Há de se admitir que o embriagamento preordenado é suficiente para

responsabilizar o agente pelo resultado ilícito, caso contrário seria negar a realidade

que o indivíduo, ao se intoxicar, não quer cometer crime algum; porém, carece de

validade a aplicação da teoria nos casos de embriaguez não acidental, onde o

sujeito não desejou, não previu, ou sequer havia elementos de previsão da

ocorrência do evento criminoso superveniente.

Além do mais, punir aquele que não possuía dolo ou culpa quanto ao delito,

mas tão somente à embriaguez, afronta diretamente os princípios que norteiam o

direito penal. Recorrer à teoria da actio libera in causa quando não há qualquer

previsibilidade de vir a acontecer uma infração praticada pelo agente em estado de

embriaguez é consagrar a responsabilidade penal objetiva, em outras palavras, é

privar o agente do devido juízo de reprovação.

O que ocorre, na prática, é uma pretensa solução jurídica diante de um texto

legal precário do ponto de vista político. Há inclusive aqueles que visualizam em tal

hipótese uma exceção em que a responsabilidade penal objetiva seria adotada em

nosso sistema jurídico penal por ausência de outra opção para punir o agente.

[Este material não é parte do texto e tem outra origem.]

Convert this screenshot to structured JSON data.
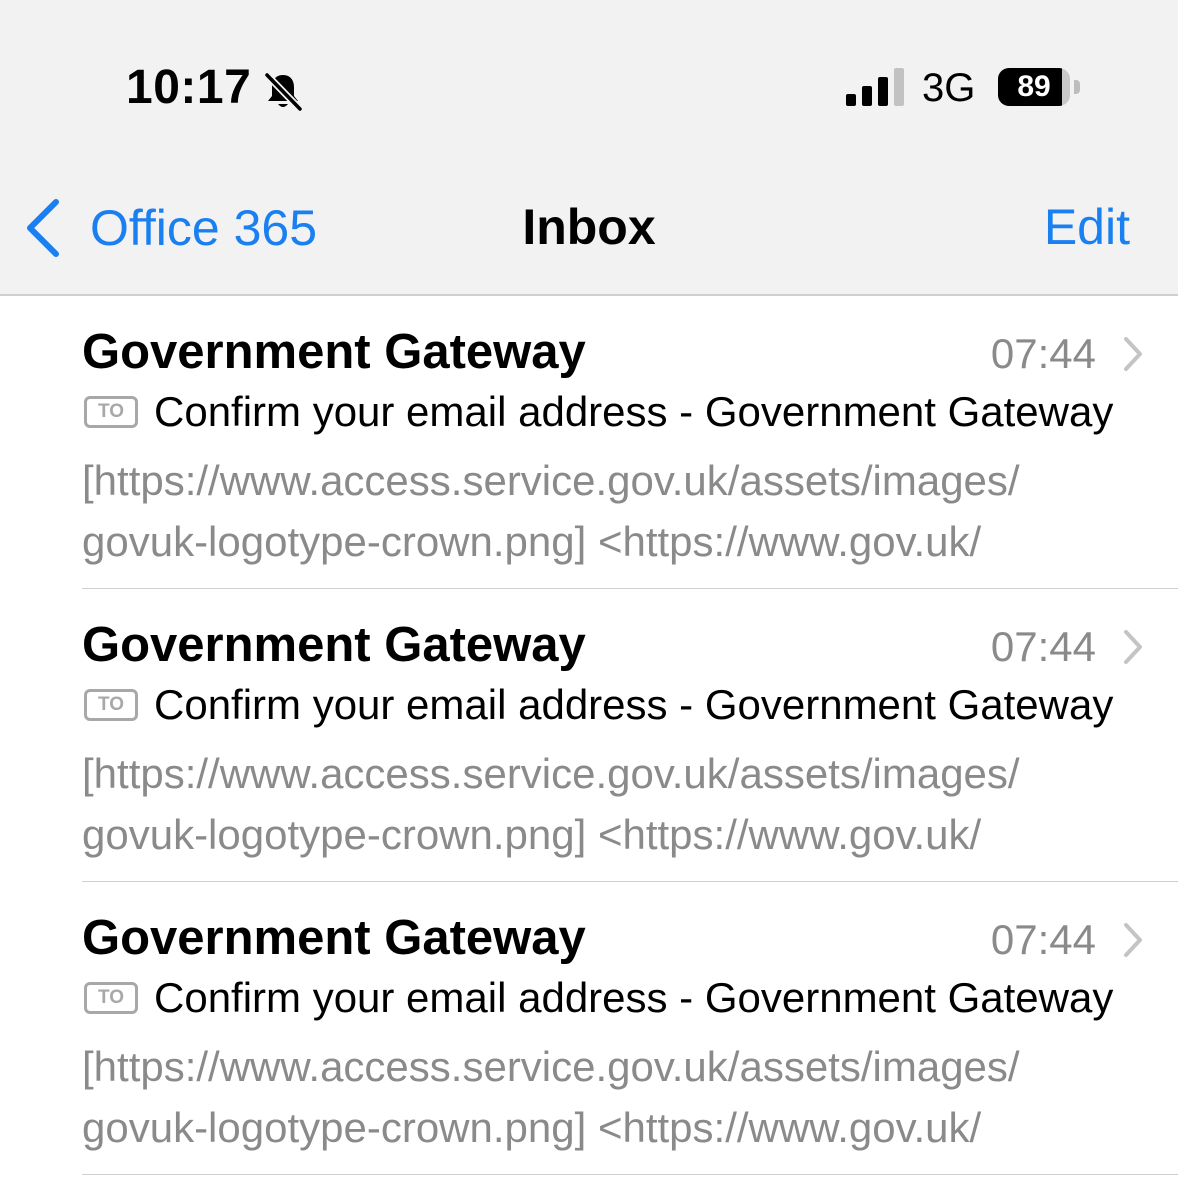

O legislador, por meio dessa ficção, dá por imputável quem, em verdade, não

o é, transportando a capacidade de culpabilidade do momento em que deve ser

conferida, qual seja, da ação ou omissão, para uma fase anterior, onde não há

qualquer conduta punível.

Cabe ao legislador a árdua tarefa de atualizar o diploma penal à luz dos

princípios basilares que compõem o sistema, a fim de tornar legítima uma punição

merecida. Segue o exemplo de países que acolheram um tipo autônomo para o

crime de embriaguez, tais como Alemanha e Portugal.

Portanto, deve-se repelir a teoria da actio libera in causa, pois além de se

demonstrar completamente inoperante e assistemática dentro da moderna

dogmática, é também falha por tratar genericamente as condutas praticadas em

estado de embriaguez, mormente na modalidade não acidental.